Se do outro lado do Atlântico este desporto tem mais apoios e reconhecimento, em Portugal a realidade é outra. O objectivo agora é chamar mais crianças para a prática da modalidade. Tem corrido bem: os Molinhas recebem “20 novos atletas a cada ano”, e, em termos gerais, “o mesmo tem acontecido noutras zonas do país”. Os clubes de rope skipping já chegaram a Lisboa, a Leiria e à Maia. Para a associação, “é importante chegar aos 500 sócios inscritos em clubes”. O número redondo representará a passagem da associação a federação, algo que traz “inúmeros benefícios a nível financeiro, de condições e de competições”.
Saltar à corda é para sempre
Quando a APRS passar a federação, a vida dos skippers ficará “mais fácil”. Quase todos os integrantes do escalão masters estudam ou estão prestes a entrar na universidade. Todos têm a mesma queixa: “As provas coincidem sempre com a época de exames, e não há dispensa nem estatuto de atleta de alta competição”, resume Fernando, com Irene, Cali e Paulo a concordarem.
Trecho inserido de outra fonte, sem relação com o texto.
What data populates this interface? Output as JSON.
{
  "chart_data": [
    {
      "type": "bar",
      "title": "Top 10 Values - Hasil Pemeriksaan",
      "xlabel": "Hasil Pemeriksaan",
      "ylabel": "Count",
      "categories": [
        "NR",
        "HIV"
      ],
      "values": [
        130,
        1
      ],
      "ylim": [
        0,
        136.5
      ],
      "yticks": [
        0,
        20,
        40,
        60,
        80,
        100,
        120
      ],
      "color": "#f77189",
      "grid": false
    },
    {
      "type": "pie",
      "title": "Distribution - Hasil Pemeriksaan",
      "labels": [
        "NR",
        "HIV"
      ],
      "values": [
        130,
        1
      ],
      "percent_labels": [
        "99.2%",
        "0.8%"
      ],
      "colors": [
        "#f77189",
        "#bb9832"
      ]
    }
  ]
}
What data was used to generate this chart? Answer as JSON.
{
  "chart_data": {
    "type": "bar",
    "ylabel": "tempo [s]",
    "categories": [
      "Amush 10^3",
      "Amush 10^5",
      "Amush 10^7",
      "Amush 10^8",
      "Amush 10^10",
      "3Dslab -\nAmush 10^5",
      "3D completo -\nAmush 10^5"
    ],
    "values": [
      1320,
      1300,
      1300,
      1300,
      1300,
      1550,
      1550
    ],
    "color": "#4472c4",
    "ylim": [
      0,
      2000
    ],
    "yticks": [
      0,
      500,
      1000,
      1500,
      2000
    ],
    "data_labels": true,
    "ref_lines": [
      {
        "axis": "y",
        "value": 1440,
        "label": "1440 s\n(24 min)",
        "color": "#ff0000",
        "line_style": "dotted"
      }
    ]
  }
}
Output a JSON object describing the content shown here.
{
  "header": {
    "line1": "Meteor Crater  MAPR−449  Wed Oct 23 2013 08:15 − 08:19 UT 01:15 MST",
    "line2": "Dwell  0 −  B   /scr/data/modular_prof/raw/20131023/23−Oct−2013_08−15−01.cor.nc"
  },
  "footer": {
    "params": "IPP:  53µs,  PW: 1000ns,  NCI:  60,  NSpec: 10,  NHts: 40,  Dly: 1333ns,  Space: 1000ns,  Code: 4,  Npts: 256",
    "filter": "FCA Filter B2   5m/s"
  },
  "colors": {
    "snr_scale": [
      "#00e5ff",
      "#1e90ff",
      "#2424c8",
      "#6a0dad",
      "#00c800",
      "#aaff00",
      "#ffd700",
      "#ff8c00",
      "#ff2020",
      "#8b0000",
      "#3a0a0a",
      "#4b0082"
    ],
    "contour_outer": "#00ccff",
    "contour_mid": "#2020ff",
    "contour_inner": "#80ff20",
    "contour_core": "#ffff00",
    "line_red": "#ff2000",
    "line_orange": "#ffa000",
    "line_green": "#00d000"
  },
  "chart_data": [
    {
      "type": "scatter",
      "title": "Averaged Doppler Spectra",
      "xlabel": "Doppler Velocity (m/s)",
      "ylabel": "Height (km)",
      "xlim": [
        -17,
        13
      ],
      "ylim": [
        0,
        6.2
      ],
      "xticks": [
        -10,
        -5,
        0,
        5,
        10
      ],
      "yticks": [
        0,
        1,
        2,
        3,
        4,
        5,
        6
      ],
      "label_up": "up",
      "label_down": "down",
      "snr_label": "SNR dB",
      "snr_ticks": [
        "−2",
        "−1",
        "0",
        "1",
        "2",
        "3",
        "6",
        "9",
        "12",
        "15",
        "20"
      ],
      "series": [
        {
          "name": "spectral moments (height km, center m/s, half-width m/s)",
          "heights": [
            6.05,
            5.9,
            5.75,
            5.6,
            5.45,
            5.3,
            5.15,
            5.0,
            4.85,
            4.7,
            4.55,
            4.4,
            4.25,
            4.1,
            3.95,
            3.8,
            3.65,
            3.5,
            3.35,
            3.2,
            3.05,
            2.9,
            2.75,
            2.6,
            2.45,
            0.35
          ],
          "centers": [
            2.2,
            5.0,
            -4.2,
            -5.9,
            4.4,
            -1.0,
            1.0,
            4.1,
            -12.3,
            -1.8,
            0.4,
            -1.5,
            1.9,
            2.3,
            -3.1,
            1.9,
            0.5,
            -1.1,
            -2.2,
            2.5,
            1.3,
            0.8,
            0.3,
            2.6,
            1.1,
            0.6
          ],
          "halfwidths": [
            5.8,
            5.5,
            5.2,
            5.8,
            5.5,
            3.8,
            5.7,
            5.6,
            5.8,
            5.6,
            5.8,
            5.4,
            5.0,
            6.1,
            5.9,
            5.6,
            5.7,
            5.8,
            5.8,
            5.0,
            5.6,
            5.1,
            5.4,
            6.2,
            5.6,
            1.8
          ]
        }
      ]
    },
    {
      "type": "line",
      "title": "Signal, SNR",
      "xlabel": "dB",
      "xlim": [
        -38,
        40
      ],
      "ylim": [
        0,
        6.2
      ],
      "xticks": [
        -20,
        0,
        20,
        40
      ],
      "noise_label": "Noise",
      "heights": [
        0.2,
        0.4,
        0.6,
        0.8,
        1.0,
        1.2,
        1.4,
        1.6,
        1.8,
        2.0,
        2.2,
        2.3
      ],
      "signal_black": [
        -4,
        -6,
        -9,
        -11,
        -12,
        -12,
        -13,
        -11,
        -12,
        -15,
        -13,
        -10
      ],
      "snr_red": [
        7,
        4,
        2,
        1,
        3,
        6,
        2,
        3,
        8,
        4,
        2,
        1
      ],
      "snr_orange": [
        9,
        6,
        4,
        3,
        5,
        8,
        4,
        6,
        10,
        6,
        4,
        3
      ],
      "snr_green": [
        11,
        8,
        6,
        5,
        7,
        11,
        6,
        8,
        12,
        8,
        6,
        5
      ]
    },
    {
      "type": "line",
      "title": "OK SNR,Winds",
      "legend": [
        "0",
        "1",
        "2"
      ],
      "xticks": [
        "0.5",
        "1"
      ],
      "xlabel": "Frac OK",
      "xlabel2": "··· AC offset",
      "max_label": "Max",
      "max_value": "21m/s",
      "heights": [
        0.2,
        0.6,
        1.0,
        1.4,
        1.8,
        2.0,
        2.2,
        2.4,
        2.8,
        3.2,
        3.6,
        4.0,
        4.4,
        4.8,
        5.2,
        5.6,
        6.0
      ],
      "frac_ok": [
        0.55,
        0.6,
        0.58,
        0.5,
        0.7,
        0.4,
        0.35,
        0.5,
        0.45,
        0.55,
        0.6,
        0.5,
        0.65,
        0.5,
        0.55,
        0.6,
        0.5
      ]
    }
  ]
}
O mesmo para Xavi, João e David, alunos do secundário: “Num dia tivemos um exame, no outro já estávamos a ir para uma competição”, alerta João. A solução e esperança é tornarem-se atletas federados.
O caso também é complicado quanto às arbitragens: “Ninguém quer tirar o curso”, atira João Lopes, no meio do treino. É pai de Anita, vê-a a saltar e nota-se-lhe o orgulho. O espectáculo das cordas arrastou-o para a modalidade e hoje é “juiz de rope skipping a nível mundial”. “Isto é um trabalho voluntário, porque não se ganha dinheiro e às vezes é difícil”, explica. Um curso intensivo é o quanto basta para se arbitrar uma prova, mas há pouca gente disposta a tal: em Portugal, há “apenas quatro com formação para arbitrarem internacionalmente”.
Mais árbitros, mais atletas e mais apoios contribuiriam para levar as cordas aos Jogos Olímpicos. O preparador físico acha que “é possível, mas é algo que levará alguns ciclos”: primeiro, é necessária “uma demonstração numa edição futura”. Só depois o rope skipping pode tornar-se “efectivo”. Os atletas que conversaram com o P3 sabem que os Olímpicos não são para eles, mas para quem vem a seguir. Ângelo ressalva: “Podem não ir aos Olímpicos, mas todos eles foram os pioneiros da modalidade por cá”.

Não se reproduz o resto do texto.